17 December 2010

Bleak picture for real liberals in America

I wish I had some basis for optimism, but I'm convinced that by negotiating with ourselves yet again, and caving in to the Republicans on tax cuts for the rich and megarich, as well as an awful, weak estate tax, not to mention very ill-advised payroll tax cuts that are almost certainly a stealth move to blur the self-funding principle of social security in order to set the stage for massive entitlement cuts, including social security cuts, we've put ourselves in an awful position. My assessment is that this president's weakness has been fully exploited, his ox has been gored, he got only crumbs from the table of the ruling oligarchy, and our party has had its clock cleaned but good.

You can count on it: the Republicans will take the obvious lesson from this.

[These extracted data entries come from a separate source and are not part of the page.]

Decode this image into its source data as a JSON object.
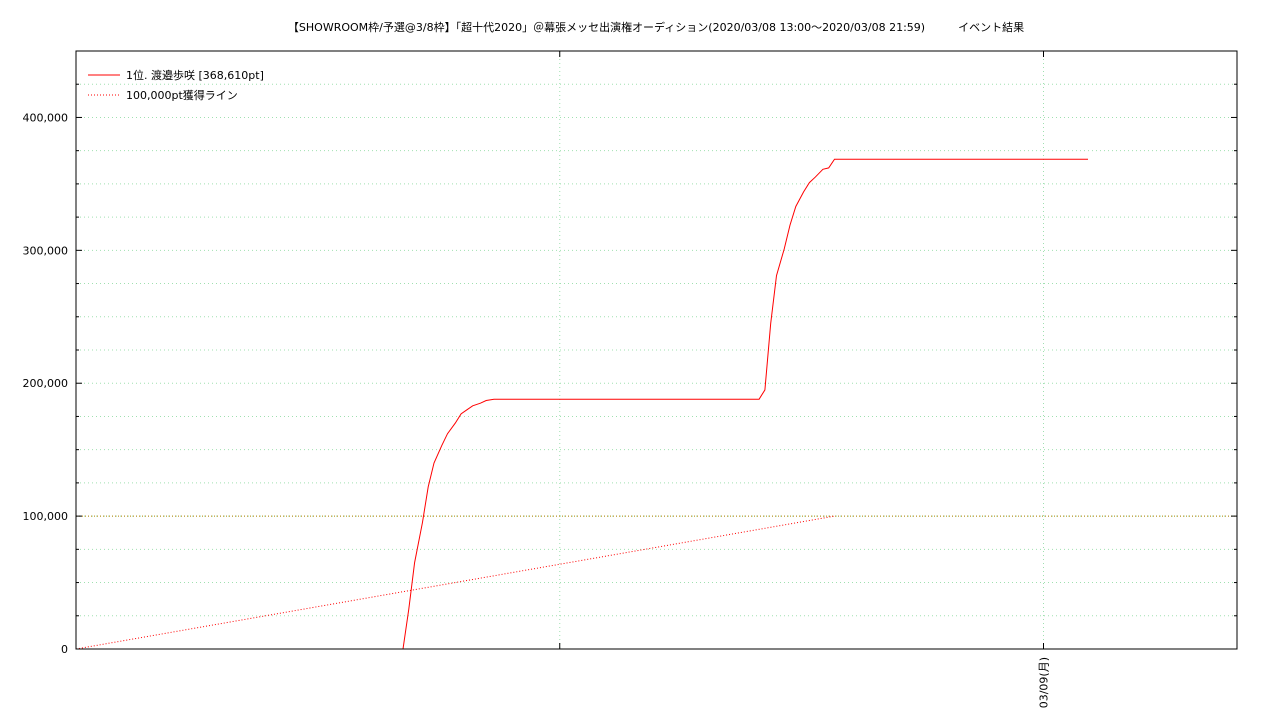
{
  "chart_data": {
    "type": "line",
    "title": "【SHOWROOM枠/予選@3/8枠】「超十代2020」＠幕張メッセ出演権オーディション(2020/03/08 13:00～2020/03/08 21:59)　　　イベント結果",
    "xlabel": "",
    "ylabel": "",
    "xlim": [
      0,
      600
    ],
    "ylim": [
      0,
      450000
    ],
    "y_ticks": [
      0,
      100000,
      200000,
      300000,
      400000
    ],
    "y_tick_labels": [
      "0",
      "100,000",
      "200,000",
      "300,000",
      "400,000"
    ],
    "x_ticks": [
      500
    ],
    "x_tick_labels": [
      "03/09(月)"
    ],
    "x_grid_major": [
      250,
      500
    ],
    "y_grid_minor": [
      25000,
      50000,
      75000,
      125000,
      150000,
      175000,
      225000,
      250000,
      275000,
      325000,
      350000,
      375000,
      425000
    ],
    "grid": true,
    "legend_position": "top-left",
    "series": [
      {
        "name": "1位. 渡邉歩咲 [368,610pt]",
        "color": "#ff0000",
        "style": "solid",
        "x": [
          169,
          172,
          175,
          179,
          182,
          185,
          189,
          192,
          196,
          199,
          202,
          205,
          209,
          212,
          216,
          219,
          222,
          226,
          232,
          239,
          245,
          252,
          259,
          265,
          272,
          279,
          286,
          292,
          299,
          306,
          312,
          319,
          326,
          332,
          339,
          346,
          353,
          356,
          359,
          362,
          366,
          369,
          372,
          376,
          379,
          382,
          386,
          389,
          392,
          396,
          399,
          402,
          406,
          409,
          412,
          416,
          422,
          429,
          436,
          443,
          449,
          456,
          463,
          469,
          476,
          483,
          489,
          496,
          503,
          509,
          516,
          523
        ],
        "y": [
          0,
          30000,
          65000,
          95000,
          122000,
          140000,
          153000,
          162000,
          170000,
          177000,
          180000,
          183000,
          185000,
          187000,
          188000,
          188000,
          188000,
          188000,
          188000,
          188000,
          188000,
          188000,
          188000,
          188000,
          188000,
          188000,
          188000,
          188000,
          188000,
          188000,
          188000,
          188000,
          188000,
          188000,
          188000,
          188000,
          188000,
          195000,
          245000,
          281000,
          301000,
          319000,
          333000,
          344000,
          351000,
          355000,
          361000,
          362000,
          368610,
          368610,
          368610,
          368610,
          368610,
          368610,
          368610,
          368610,
          368610,
          368610,
          368610,
          368610,
          368610,
          368610,
          368610,
          368610,
          368610,
          368610,
          368610,
          368610,
          368610,
          368610,
          368610,
          368610
        ]
      },
      {
        "name": "100,000pt獲得ライン",
        "color": "#ff0000",
        "style": "dotted",
        "x": [
          0,
          392
        ],
        "y": [
          0,
          100000
        ]
      }
    ]
  }
}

They can get their way through political extortion every time. They will win almost every battle from here on out, and the picture for 2012, while not totally dark (after all, the American people don't actually like their policies, and can't be fooled quite all the time), is not too good. It's hard to see how we can gain strong majorities in both the House and Senate of real Democrats (sorry, but a good percentage of so-called Democrats are useless, and shouldn't even be counted in our column). And, frankly, I look upon the re-election of Obama as necessary to avoid debacle, but no particular guarantee of anything like progressive policy change. The last two years have been one unwarranted compromise, without any real effort to rally the American people to demand support for the president's agenda, after another.

Real liberals must now face the music. We are in a worse position than the Republicans were after Watergate. We have to start organizing and fighting, including within our own party, if we have any hope at all of restoring something resembling communitarian moral principles to politics in this country, and regaining some power from the corporatists and oligarchs in both parties.

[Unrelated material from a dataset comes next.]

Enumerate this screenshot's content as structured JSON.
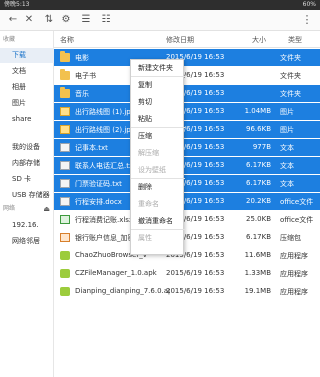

We must somehow pull together on a policy consensus. Core principles that all Democrats will need to sign on to if they want our organizational and financial support.  We must start getting out of our houses, even those of us who due to the mean economy Robert Reich talks about in his latest book (Aftershock), are working more and longer hours than ever before, attending organizational meetings and rallies, opening our wallets even wider, making phone calls, seeking wealthy allies wherever they may be found. We must somehow find real leadership and get real organizations functioning and working together.

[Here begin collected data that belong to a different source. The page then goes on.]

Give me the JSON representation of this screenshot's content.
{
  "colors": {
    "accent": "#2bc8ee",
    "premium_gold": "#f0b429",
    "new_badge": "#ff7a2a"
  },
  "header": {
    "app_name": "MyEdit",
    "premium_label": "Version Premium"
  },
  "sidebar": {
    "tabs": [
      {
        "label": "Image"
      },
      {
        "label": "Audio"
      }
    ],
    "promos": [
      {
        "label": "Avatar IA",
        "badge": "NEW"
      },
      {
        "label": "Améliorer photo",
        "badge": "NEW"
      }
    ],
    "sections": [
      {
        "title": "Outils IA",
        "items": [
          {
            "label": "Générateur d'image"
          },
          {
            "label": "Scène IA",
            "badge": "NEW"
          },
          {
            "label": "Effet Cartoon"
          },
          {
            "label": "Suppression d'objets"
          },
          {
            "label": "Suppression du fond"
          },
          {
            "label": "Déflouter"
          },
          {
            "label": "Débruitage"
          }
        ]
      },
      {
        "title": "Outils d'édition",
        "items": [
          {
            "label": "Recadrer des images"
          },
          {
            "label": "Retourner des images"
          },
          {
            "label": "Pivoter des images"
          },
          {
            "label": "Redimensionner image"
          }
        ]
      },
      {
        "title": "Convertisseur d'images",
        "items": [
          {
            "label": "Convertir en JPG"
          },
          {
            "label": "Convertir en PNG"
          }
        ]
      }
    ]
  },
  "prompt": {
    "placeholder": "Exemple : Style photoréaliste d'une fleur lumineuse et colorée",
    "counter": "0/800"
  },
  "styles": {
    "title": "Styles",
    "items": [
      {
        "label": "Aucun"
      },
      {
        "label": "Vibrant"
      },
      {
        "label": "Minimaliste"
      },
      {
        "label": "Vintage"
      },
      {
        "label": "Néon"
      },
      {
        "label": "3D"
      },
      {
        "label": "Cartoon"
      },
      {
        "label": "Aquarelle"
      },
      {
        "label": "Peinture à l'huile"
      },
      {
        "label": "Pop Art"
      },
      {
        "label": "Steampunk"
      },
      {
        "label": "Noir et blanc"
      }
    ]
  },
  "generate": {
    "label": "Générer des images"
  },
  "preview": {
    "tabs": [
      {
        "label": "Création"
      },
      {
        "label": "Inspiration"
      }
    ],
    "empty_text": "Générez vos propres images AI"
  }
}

Because we've been almost totally defeated by forces that, thanks to the Supreme Court, now have almost total freedom to spend money and resources to keep us down, and we lack cohesion, clear messaging, and organization that will be absolutely indispensable if we are ever to claw our way back to the kind of power that means anything: the ability to get actual progressive policy changes accomplished, without evisceration and destructive compromise on core tenets.

I look to no help from this president. He has failed us utterly. We are stuck with him, but he has blamed us for his failures and shown a flat out unacceptable willingness to compromise without even a shadow of a fight every time.

A bleak picture indeed.
••••••
UPDATE, 12/27. I credit President Obama (and Reid and Pelosi, but primarily Pres. Obama) with getting a surprisingly lot of things done in the "Lame Duck." So I admit that saying he has "failed us utterly," as I did in this post, is too strong. But the fact is that most of the Lame Duck bills should have been relatively non-controversial. This president needs to recommit himself to core Democratic principles, and to the proposition that government action is absolutely necessary to end this deep recession; austerity and deficit reduction will not do it. Then, he needs to go out there and stump... like a campaign... making speeches, appearing on TV as much as humanly possible... framing, reframing, messaging, and remessaging these points, and what he wants to get done FOR the people, as often, as clearly, and as forcefully as he can manage it, for the remainder of his First Term. Only that way will he have a realistic possibility of furthering a major legislative agenda ("change we can believe in"), in some small ways in the next two years and in major ways in the Second Term... which, by doing this, he will easily achieve. Otherwise, I'd say his chances of even having a Second Term are not especially bright.